DiSCoMaT: Distantly Supervised Composition Extraction from Tables in Materials Science

About

This repository contains the official implementation of DiSCoMaT: Distantly Supervised Composition Extraction from Tables in Materials Science. This model is trained on 4,408 distantly supervised tables published in materials science research papers to extract compositions reported in the tables. These tables yielded a total of 38,799 tuples in the training set.

The tuples are of the form ${(id, c_k^{id}, p_k^{id}, u_k^{id} )}_{k=1}^{K^{id}}$, where

$id$ is the id of the material composition reported in the tables
$c_k^{id}$ is the k-th chemical element in the material composition
$p_k^{id}$ is the percentage of k-th chemical element in the material composition
$u_k^{id}$ is the unit of the of $p_k^{id}$ (either mole % or weight %)

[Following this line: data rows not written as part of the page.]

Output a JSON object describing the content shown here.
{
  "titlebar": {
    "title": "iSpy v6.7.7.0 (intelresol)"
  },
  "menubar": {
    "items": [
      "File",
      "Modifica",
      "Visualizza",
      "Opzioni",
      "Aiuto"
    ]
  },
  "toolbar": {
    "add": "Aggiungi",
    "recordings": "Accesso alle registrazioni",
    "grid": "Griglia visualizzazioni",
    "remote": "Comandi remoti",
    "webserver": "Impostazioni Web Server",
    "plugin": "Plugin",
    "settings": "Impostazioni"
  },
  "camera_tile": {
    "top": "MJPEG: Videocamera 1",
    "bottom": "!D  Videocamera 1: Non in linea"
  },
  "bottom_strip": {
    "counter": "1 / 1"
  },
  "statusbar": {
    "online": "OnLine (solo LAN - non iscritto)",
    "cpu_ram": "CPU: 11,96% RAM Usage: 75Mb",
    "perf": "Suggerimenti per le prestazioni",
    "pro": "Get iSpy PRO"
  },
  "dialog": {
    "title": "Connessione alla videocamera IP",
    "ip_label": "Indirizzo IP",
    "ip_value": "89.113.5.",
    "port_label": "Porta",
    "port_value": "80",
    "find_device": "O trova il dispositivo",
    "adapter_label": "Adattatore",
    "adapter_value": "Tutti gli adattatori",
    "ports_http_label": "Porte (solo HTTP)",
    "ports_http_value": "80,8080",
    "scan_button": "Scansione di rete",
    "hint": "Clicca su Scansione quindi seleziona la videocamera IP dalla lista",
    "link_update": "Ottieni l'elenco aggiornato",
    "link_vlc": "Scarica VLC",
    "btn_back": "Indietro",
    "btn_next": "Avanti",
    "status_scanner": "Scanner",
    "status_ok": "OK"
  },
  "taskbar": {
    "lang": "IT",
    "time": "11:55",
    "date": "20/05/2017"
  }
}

The following figure represents the architecture of the model proposed in our work.

Notes

The code directory contains the file for training models reported in this paper.
The data directory contains the dataset for training models reported in this paper.
The notebooks directory contains Jupyter notebook to visualise the dataset.
The respective directories and sub-directories contain task-specific README files.

Citation

If you find this repository useful, please cite our work as follows:

Incoming ACL 2023. Will be added soon.